Des deux successeurs d’Eumène, mort en 159, le second, Attale III, avait montré une cruauté insensée. Tour à tour sculpteur, fondeur, médecin, il tuait ceux qui n’applaudissaient pas à ses folies, et essayait sur ses parents, ses amis, ses gardes, les plantes vénéneuses qu’il cultivait lui-même. Quand il mourut (153), le sénat prétendit que, par son testament, il avait institué le peuple romain son héritier, et, dans le legs, il comprit le royaume ; mais un fils naturel d’Eumène, Aristonie, souleva les habitants, battit et prit le consul Licinius Crassus, qui insulta un soldat barbare pour se faire tuer. Le consul Perperna répara facilement cette défaite (130), et Aristonie, envoyé à Rome, y fut étranglé ; le royaume de Pergame forma la nouvelle province d’Asie (129).

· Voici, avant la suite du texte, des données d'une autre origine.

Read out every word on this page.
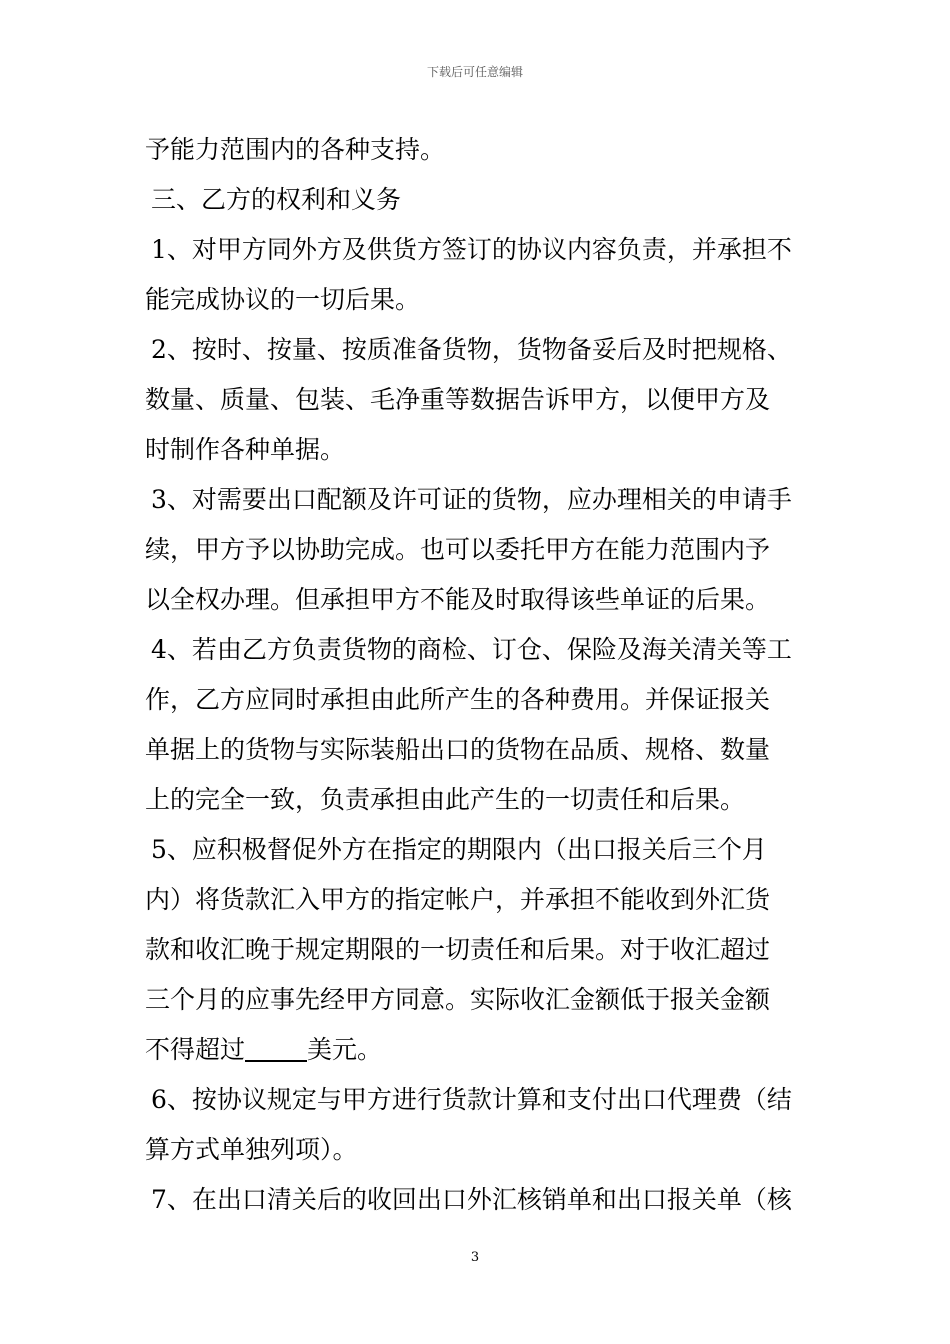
下载后可任意编辑
予能力范围内的各种支持。
三、乙方的权利和义务
1、对甲方同外方及供货方签订的协议内容负责，并承担不
能完成协议的一切后果。
2、按时、按量、按质准备货物，货物备妥后及时把规格、
数量、质量、包装、毛净重等数据告诉甲方，以便甲方及
时制作各种单据。
3、对需要出口配额及许可证的货物，应办理相关的申请手
续，甲方予以协助完成。也可以委托甲方在能力范围内予
以全权办理。但承担甲方不能及时取得该些单证的后果。
4、若由乙方负责货物的商检、订仓、保险及海关清关等工
作，乙方应同时承担由此所产生的各种费用。并保证报关
单据上的货物与实际装船出口的货物在品质、规格、数量
上的完全一致，负责承担由此产生的一切责任和后果。
5、应积极督促外方在指定的期限内（出口报关后三个月
内）将货款汇入甲方的指定帐户，并承担不能收到外汇货
款和收汇晚于规定期限的一切责任和后果。对于收汇超过
三个月的应事先经甲方同意。实际收汇金额低于报关金额
不得超过 美元。
6、按协议规定与甲方进行货款计算和支付出口代理费（结
算方式单独列项）。
7、在出口清关后的收回出口外汇核销单和出口报关单（核
3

Le roi de Cappadoce, Ariarathe V, qui avait aidé les Romains dans cette guerre, y mourut ; le sénat récompensa cette fidélité par le don de la Lycaonie et de la Cilicie. Ce n’était pas un présent dont Rome pût se repentir quelque jour. Ariarathe avait six enfants ; sa veuve en tua cinq, n’épargnant le plus jeune que pour régner sous son nom.

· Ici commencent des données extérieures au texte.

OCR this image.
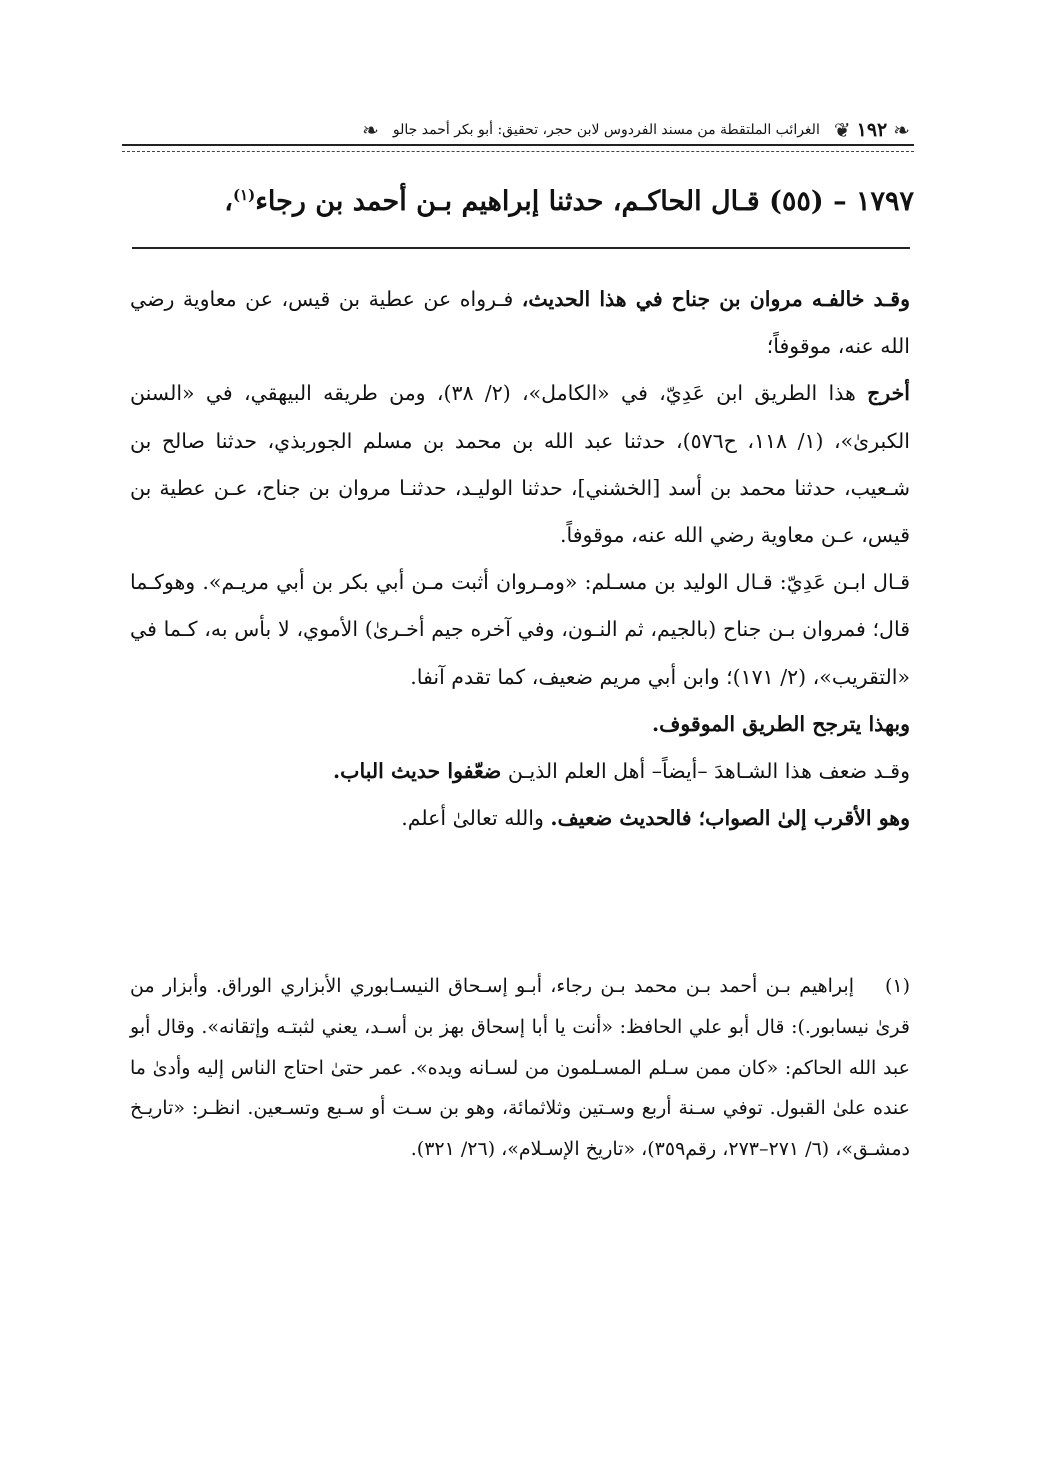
❧
١٩٢
❦
الغرائب الملتقطة من مسند الفردوس لابن حجر، تحقيق: أبو بكر أحمد جالو
❧
١٧٩٧ – (٥٥) قـال الحاكـم، حدثنا إبراهيم بـن أحمد بن رجاء$^{(١)}$،

وقـد خالفـه مروان بن جناح في هذا الحديث، فـرواه عن عطية بن قيس، عن معاوية رضي الله عنه، موقوفاً؛

أخرج هذا الطريق ابن عَدِيّ، في «الكامل»، (٢/ ٣٨)، ومن طريقه البيهقي، في «السنن الكبرىٰ»، (١/ ١١٨، ح٥٧٦)، حدثنا عبد الله بن محمد بن مسلم الجوربذي، حدثنا صالح بن شـعيب، حدثنا محمد بن أسد [الخشني]، حدثنا الوليـد، حدثنـا مروان بن جناح، عـن عطية بن قيس، عـن معاوية رضي الله عنه، موقوفاً.

قـال ابـن عَدِيّ: قـال الوليد بن مسـلم: «ومـروان أثبت مـن أبي بكر بن أبي مريـم». وهوكـما قال؛ فمروان بـن جناح (بالجيم، ثم النـون، وفي آخره جيم أخـرىٰ) الأموي، لا بأس به، كـما في «التقريب»، (٢/ ١٧١)؛ وابن أبي مريم ضعيف، كما تقدم آنفا.

وبهذا يترجح الطريق الموقوف.

وقـد ضعف هذا الشـاهدَ –أيضاً– أهل العلم الذيـن ضعّفوا حديث الباب.

وهو الأقرب إلىٰ الصواب؛ فالحديث ضعيف. والله تعالىٰ أعلم.

(١)إبراهيم بـن أحمد بـن محمد بـن رجاء، أبـو إسـحاق النيسـابوري الأبزاري الوراق. وأبزار من قرىٰ نيسابور.): قال أبو علي الحافظ: «أنت يا أبا إسحاق بهز بن أسـد، يعني لثبتـه وإتقانه». وقال أبو عبد الله الحاكم: «كان ممن سـلم المسـلمون من لسـانه ويده». عمر حتىٰ احتاج الناس إليه وأدىٰ ما عنده علىٰ القبول. توفي سـنة أربع وسـتين وثلاثمائة، وهو بن سـت أو سـبع وتسـعين. انظـر: «تاريـخ دمشـق»، (٦/ ٢٧١–٢٧٣، رقم٣٥٩)، «تاريخ الإسـلام»، (٢٦/ ٣٢١).
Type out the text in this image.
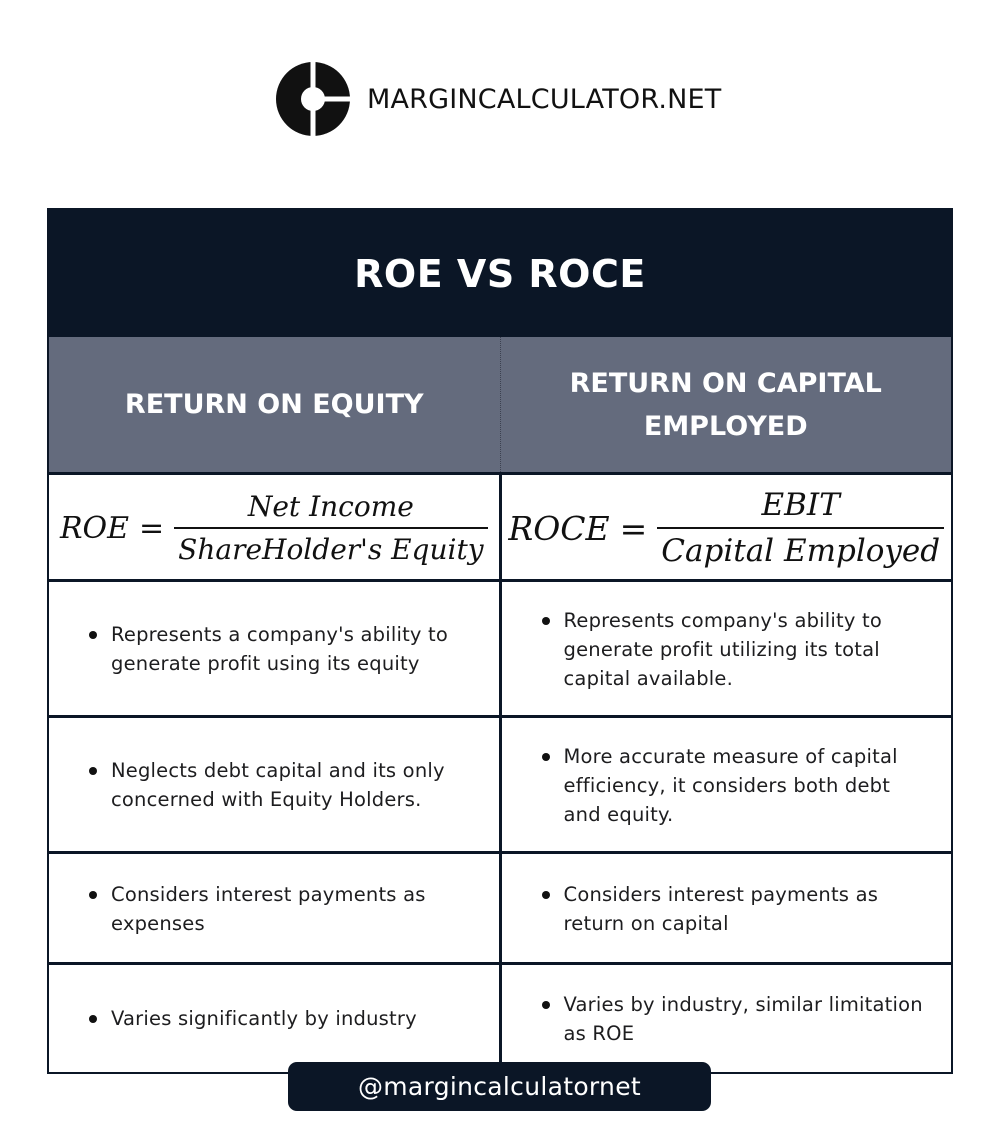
MARGINCALCULATOR.NET
ROE VS ROCE
RETURN ON EQUITY
RETURN ON CAPITAL EMPLOYED
ROE = $\frac{\text{Net Income}}{\text{ShareHolder's Equity}}$ ROCE = $\frac{\text{EBIT}}{\text{Capital Employed}}$
Represents a company's ability to generate profit using its equity
Represents company's ability to generate profit utilizing its total capital available.
Neglects debt capital and its only concerned with Equity Holders.
More accurate measure of capital efficiency, it considers both debt and equity.
Considers interest payments as expenses
Considers interest payments as return on capital
Varies significantly by industry
Varies by industry, similar limitation as ROE
@margincalculatornet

Mais le peuple se souleva, et elle périt. Un tel royaume n’était pas d’un dangereux voisinage pour la nouvelle province.

Ainsi, dans l’espace de quelques années, Rome avait soumis à sa loi la plus grande partie des pays que baigne la Méditerranée, en dépensant à ces conquêtes beaucoup moins d’héroïsme que de duplicité. Depuis la grande lutte de la seconde guerre Punique, il n’y avait pas eu pour elle de danger sérieux, et elle aurait pu se montrer généreuse.

Mais cette modération n’est pas dans la nature humaine. Une certaine force des choses s’établit ; tous y cèdent, même ceux qui en voient le péril. Si, Annibal vaincu, les Romains s’étaient enfermés en Italie avec la résolution de n’en point sortir, ils auraient été un peuple de sages tel que l’histoire n’en connaît pas.

 

 

 

 



[1] Il s’enfonce, en effet, de plus de 11 kilomètres dans les terres, et une petite ville, que Ptolémée appelait Port-de-Vénus, existe encore à son entrée, Porto Venere.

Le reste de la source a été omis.